Scheidung in Rostock
Eine Scheidung ist ein großer Schritt: organisatorisch, finanziell und emotional. Als erfahrene Fachanwältin für Familienrecht stehe ich Ihnen in Rostock und deutschlandweit beratend und vertretend zur Seite und begleite Sie durch das Scheidungsverfahren.
Was bedeutet eine „Scheidung“ rechtlich?
Eine Ehe wird in Deutschland auf Antrag eines oder beider Ehegatten durch eine gerichtliche Entscheidung, einem sogenannten Beschluss, geschieden (§ 1564 BGB). Voraussetzung dafür ist, dass die Ehe gescheitert ist (§ 1565 BGB). Dies ist der Fall, wenn die eheliche Lebensgemeinschaft nicht mehr besteht und nicht mehr erwartet werden kann, dass die Ehegatten sie wiederherstellen.

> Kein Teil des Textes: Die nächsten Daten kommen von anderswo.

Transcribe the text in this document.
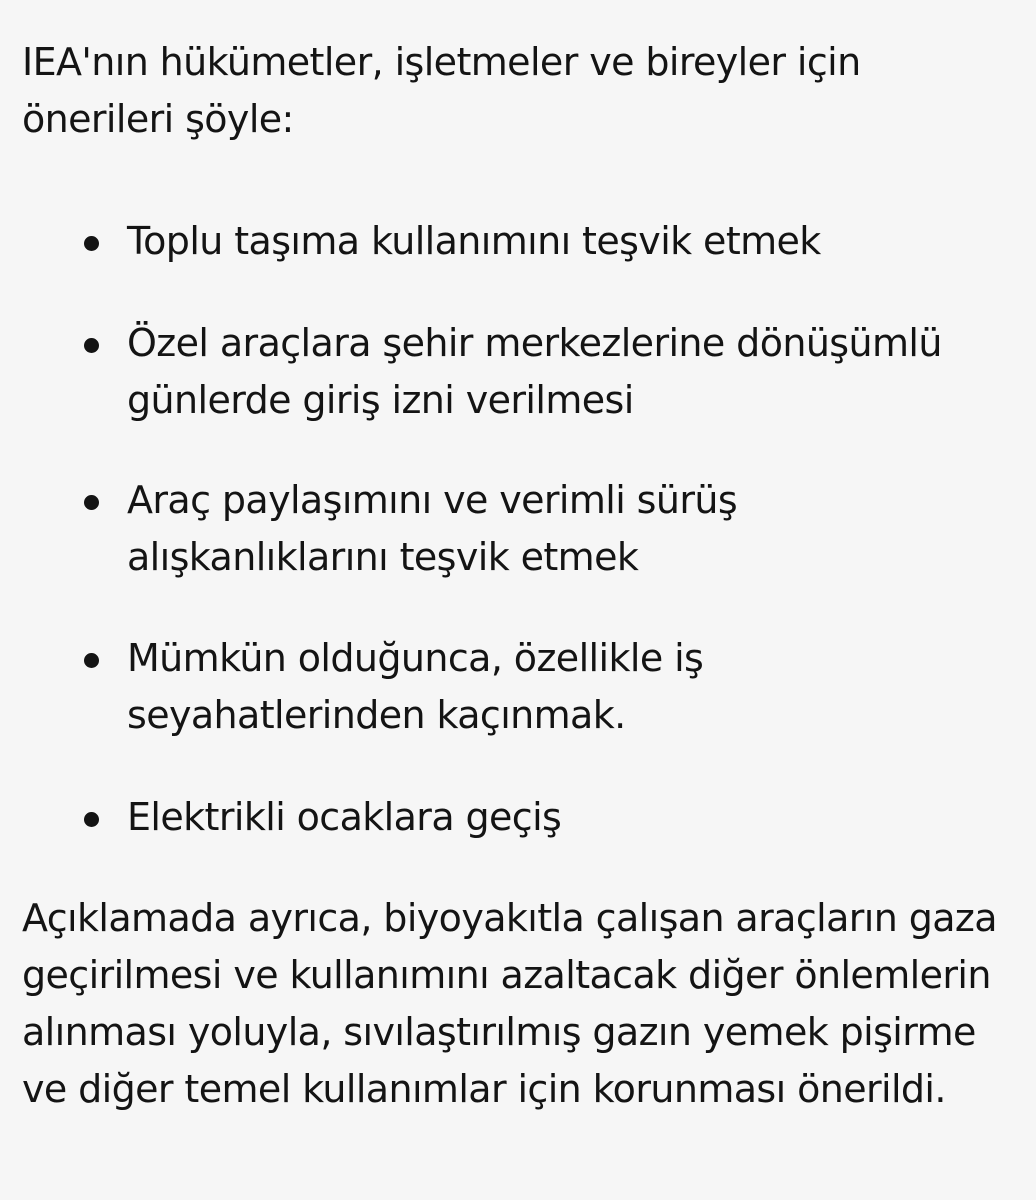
IEA'nın hükümetler, işletmeler ve bireyler için önerileri şöyle:

Toplu taşıma kullanımını teşvik etmek
Özel araçlara şehir merkezlerine dönüşümlü günlerde giriş izni verilmesi
Araç paylaşımını ve verimli sürüş alışkanlıklarını teşvik etmek
Mümkün olduğunca, özellikle iş seyahatlerinden kaçınmak.
Elektrikli ocaklara geçiş

Açıklamada ayrıca, biyoyakıtla çalışan araçların gaza geçirilmesi ve kullanımını azaltacak diğer önlemlerin alınması yoluyla, sıvılaştırılmış gazın yemek pişirme ve diğer temel kullanımlar için korunması önerildi.
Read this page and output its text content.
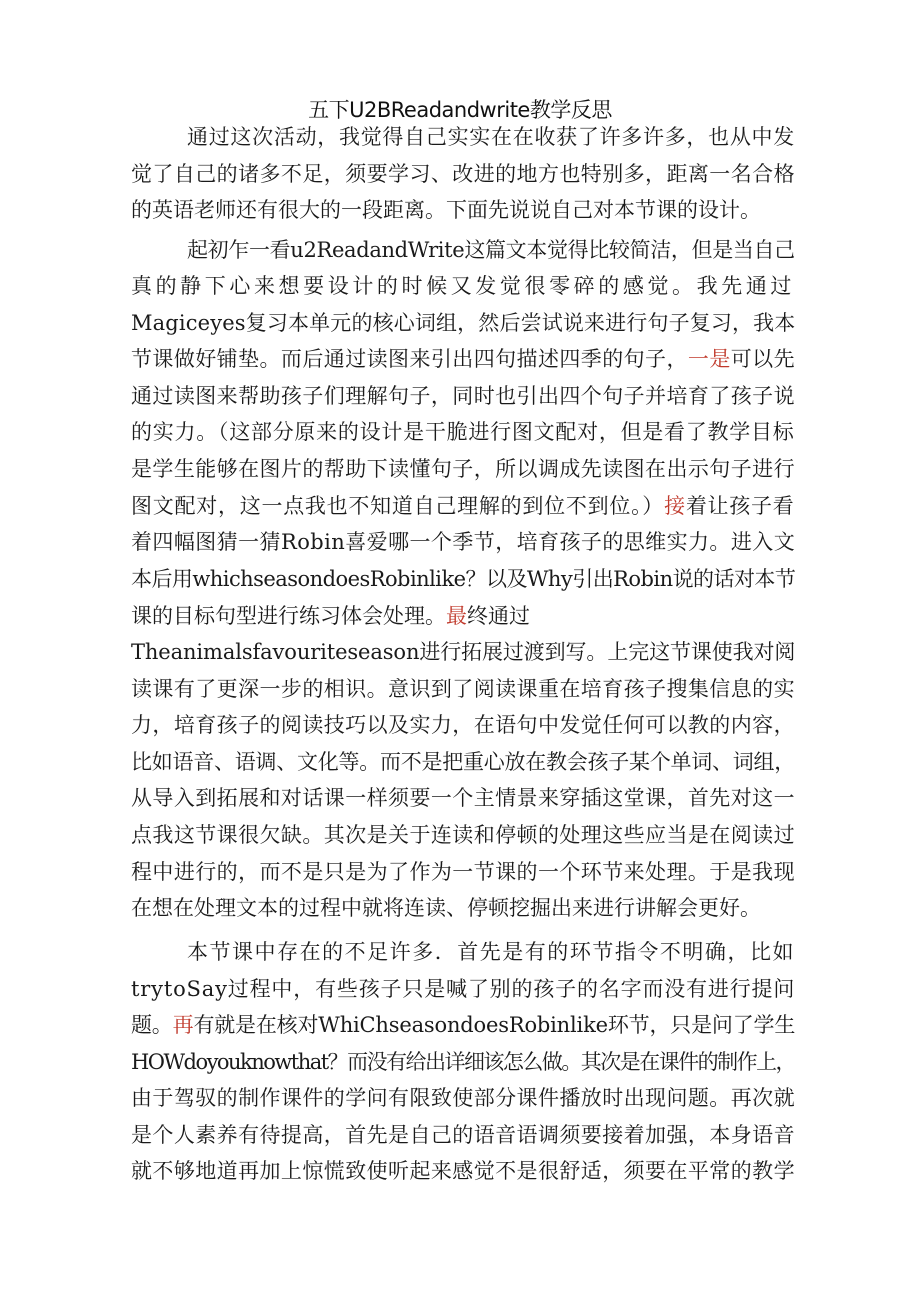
五下U2BReadandwrite教学反思
通过这次活动，我觉得自己实实在在收获了许多许多，也从中发
觉了自己的诸多不足，须要学习、改进的地方也特别多，距离一名合格
的英语老师还有很大的一段距离。下面先说说自己对本节课的设计。
起初乍一看u2ReadandWrite这篇文本觉得比较简洁，但是当自己
真的静下心来想要设计的时候又发觉很零碎的感觉。我先通过
Magiceyes复习本单元的核心词组，然后尝试说来进行句子复习，我本
节课做好铺垫。而后通过读图来引出四句描述四季的句子，一是可以先
通过读图来帮助孩子们理解句子，同时也引出四个句子并培育了孩子说
的实力。（这部分原来的设计是干脆进行图文配对，但是看了教学目标
是学生能够在图片的帮助下读懂句子，所以调成先读图在出示句子进行
图文配对，这一点我也不知道自己理解的到位不到位。）接着让孩子看
着四幅图猜一猜Robin喜爱哪一个季节，培育孩子的思维实力。进入文
本后用whichseasondoesRobinlike？以及Why引出Robin说的话对本节
课的目标句型进行练习体会处理。最终通过
Theanimalsfavouriteseason进行拓展过渡到写。上完这节课使我对阅
读课有了更深一步的相识。意识到了阅读课重在培育孩子搜集信息的实
力，培育孩子的阅读技巧以及实力，在语句中发觉任何可以教的内容，
比如语音、语调、文化等。而不是把重心放在教会孩子某个单词、词组，
从导入到拓展和对话课一样须要一个主情景来穿插这堂课，首先对这一
点我这节课很欠缺。其次是关于连读和停顿的处理这些应当是在阅读过
程中进行的，而不是只是为了作为一节课的一个环节来处理。于是我现
在想在处理文本的过程中就将连读、停顿挖掘出来进行讲解会更好。
本节课中存在的不足许多．首先是有的环节指令不明确，比如
trytoSay过程中，有些孩子只是喊了别的孩子的名字而没有进行提问
题。再有就是在核对WhiChseasondoesRobinlike环节，只是问了学生
HOWdoyouknowthat？而没有给出详细该怎么做。其次是在课件的制作上，
由于驾驭的制作课件的学问有限致使部分课件播放时出现问题。再次就
是个人素养有待提高，首先是自己的语音语调须要接着加强，本身语音
就不够地道再加上惊慌致使听起来感觉不是很舒适，须要在平常的教学
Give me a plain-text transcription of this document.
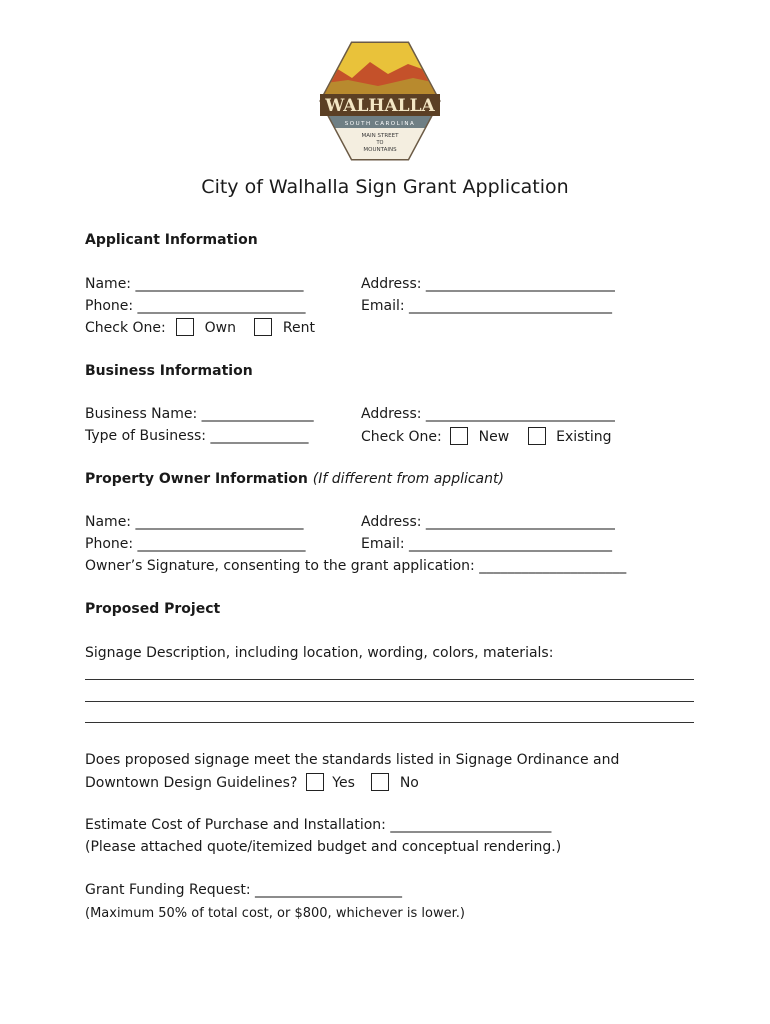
WALHALLA
SOUTH CAROLINA
MAIN STREET
TO
MOUNTAINS
City of Walhalla Sign Grant Application
Applicant Information
Name: ________________________	Address: ___________________________
Phone: ________________________	Email: _____________________________
Check One:	Own	Rent
Business Information
Business Name: ________________	Address: ___________________________
Type of Business: ______________	Check One:	New	Existing
Property Owner Information (If different from applicant)
Name: ________________________	Address: ___________________________
Phone: ________________________	Email: _____________________________
Owner’s Signature, consenting to the grant application: _____________________
Proposed Project
Signage Description, including location, wording, colors, materials:
Does proposed signage meet the standards listed in Signage Ordinance and
Downtown Design Guidelines? Yes	No
Estimate Cost of Purchase and Installation: _______________________
(Please attached quote/itemized budget and conceptual rendering.)
Grant Funding Request: _____________________
(Maximum 50% of total cost, or $800, whichever is lower.)
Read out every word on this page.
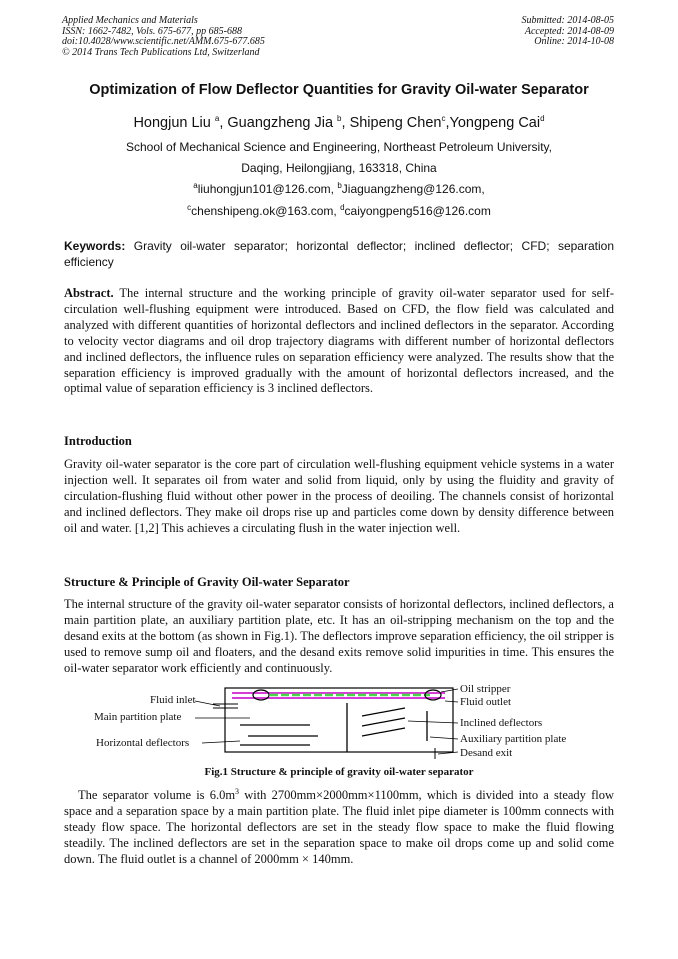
Applied Mechanics and Materials
ISSN: 1662-7482, Vols. 675-677, pp 685-688
doi:10.4028/www.scientific.net/AMM.675-677.685
© 2014 Trans Tech Publications Ltd, Switzerland
Submitted: 2014-08-05
Accepted: 2014-08-09
Online: 2014-10-08
Optimization of Flow Deflector Quantities for Gravity Oil-water Separator
Hongjun Liu $^a$, Guangzheng Jia $^b$, Shipeng Chen$^c$,Yongpeng Cai$^d$
School of Mechanical Science and Engineering, Northeast Petroleum University,
Daqing, Heilongjiang, 163318, China
$^a$liuhongjun101@126.com, $^b$Jiaguangzheng@126.com,
$^c$chenshipeng.ok@163.com, $^d$caiyongpeng516@126.com
Keywords: Gravity oil-water separator; horizontal deflector; inclined deflector; CFD; separation efficiency
Abstract. The internal structure and the working principle of gravity oil-water separator used for self-circulation well-flushing equipment were introduced. Based on CFD, the flow field was calculated and analyzed with different quantities of horizontal deflectors and inclined deflectors in the separator. According to velocity vector diagrams and oil drop trajectory diagrams with different number of horizontal deflectors and inclined deflectors, the influence rules on separation efficiency were analyzed. The results show that the separation efficiency is improved gradually with the amount of horizontal deflectors increased, and the optimal value of separation efficiency is 3 inclined deflectors.
Introduction
Gravity oil-water separator is the core part of circulation well-flushing equipment vehicle systems in a water injection well. It separates oil from water and solid from liquid, only by using the fluidity and gravity of circulation-flushing fluid without other power in the process of deoiling. The channels consist of horizontal and inclined deflectors. They make oil drops rise up and particles come down by density difference between oil and water. [1,2] This achieves a circulating flush in the water injection well.
Structure & Principle of Gravity Oil-water Separator
The internal structure of the gravity oil-water separator consists of horizontal deflectors, inclined deflectors, a main partition plate, an auxiliary partition plate, etc. It has an oil-stripping mechanism on the top and the desand exits at the bottom (as shown in Fig.1). The deflectors improve separation efficiency, the oil stripper is used to remove sump oil and floaters, and the desand exits remove solid impurities in time. This ensures the oil-water separator work efficiently and continuously.
Fluid inlet
Main partition plate
Horizontal deflectors
Oil stripper
Fluid outlet
Inclined deflectors
Auxiliary partition plate
Desand exit
Fig.1 Structure & principle of gravity oil-water separator
The separator volume is $6.0m^3$ with 2700mm×2000mm×1100mm, which is divided into a steady flow space and a separation space by a main partition plate. The fluid inlet pipe diameter is 100mm connects with steady flow space. The horizontal deflectors are set in the steady flow space to make the fluid flowing steadily. The inclined deflectors are set in the separation space to make oil drops come up and solid come down. The fluid outlet is a channel of 2000mm × 140mm.
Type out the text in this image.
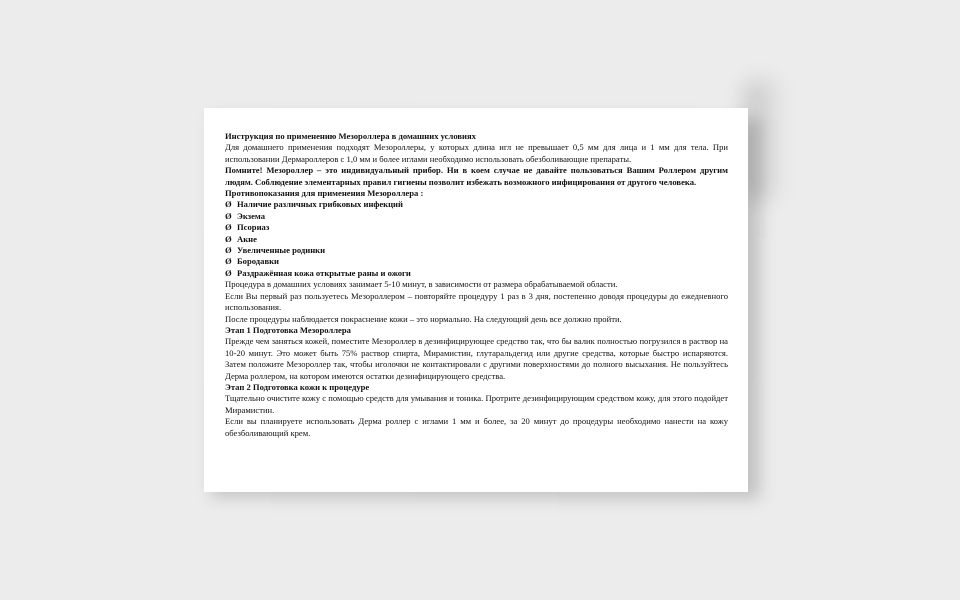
Инструкция по применению Мезороллера в домашних условиях

Для домашнего применения подходят Мезороллеры, у которых длина игл не превышает 0,5 мм для лица и 1 мм для тела. При использовании Дермароллеров с 1,0 мм и более иглами необходимо использовать обезболивающие препараты.

Помните! Мезороллер – это индивидуальный прибор. Ни в коем случае не давайте пользоваться Вашим Роллером другим людям. Соблюдение элементарных правил гигиены позволит избежать возможного инфицирования от другого человека.

Противопоказания для применения Мезороллера :

Ø Наличие различных грибковых инфекций
Ø Экзема
Ø Псориаз
Ø Акне
Ø Увеличенные родинки
Ø Бородавки
Ø Раздражённая кожа открытые раны и ожоги

Процедура в домашних условиях занимает 5-10 минут, в зависимости от размера обрабатываемой области.

Если Вы первый раз пользуетесь Мезороллером – повторяйте процедуру 1 раз в 3 дня, постепенно доводя процедуры до ежедневного использования.

После процедуры наблюдается покраснение кожи – это нормально. На следующий день все должно пройти.

Этап 1 Подготовка Мезороллера

Прежде чем заняться кожей, поместите Мезороллер в дезинфицирующее средство так, что бы валик полностью погрузился в раствор на 10-20 минут. Это может быть 75% раствор спирта, Мирамистин, глутаральдегид или другие средства, которые быстро испаряются. Затем положите Мезороллер так, чтобы иголочки не контактировали с другими поверхностями до полного высыхания. Не пользуйтесь Дерма роллером, на котором имеются остатки дезинфицирующего средства.

Этап 2 Подготовка кожи к процедуре

Тщательно очистите кожу с помощью средств для умывания и тоника. Протрите дезинфицирующим средством кожу, для этого подойдет Мирамистин.

Если вы планируете использовать Дерма роллер с иглами 1 мм и более, за 20 минут до процедуры необходимо нанести на кожу обезболивающий крем.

Leben die Ehegatten seit einem Jahr getrennt und beantragen beide die Scheidung oder stimmt die andere Seite der Scheidung zu, wird das Scheitern der Ehe unwiderlegbar vermutet (§ 1566 Abs. 1 BGB). Stimmt ein Ehegatte nach Ablauf des Trennungsjahres nicht zu, ist eine Scheidung trotzdem möglich, wenn das Scheitern der Ehe aufgrund konkreter Umstände durch das Gericht festgestellt werden kann. Nach einer Trennungszeit von drei Jahren wird das Scheitern der Ehe unabhängig von der Zustimmung des anderen Ehegatten unwiderlegbar vermutet (§ 1566 Abs. 2 BGB). Die Scheidung kann dann auch gegen den Willen des anderen Ehepartners ausgesprochen werden.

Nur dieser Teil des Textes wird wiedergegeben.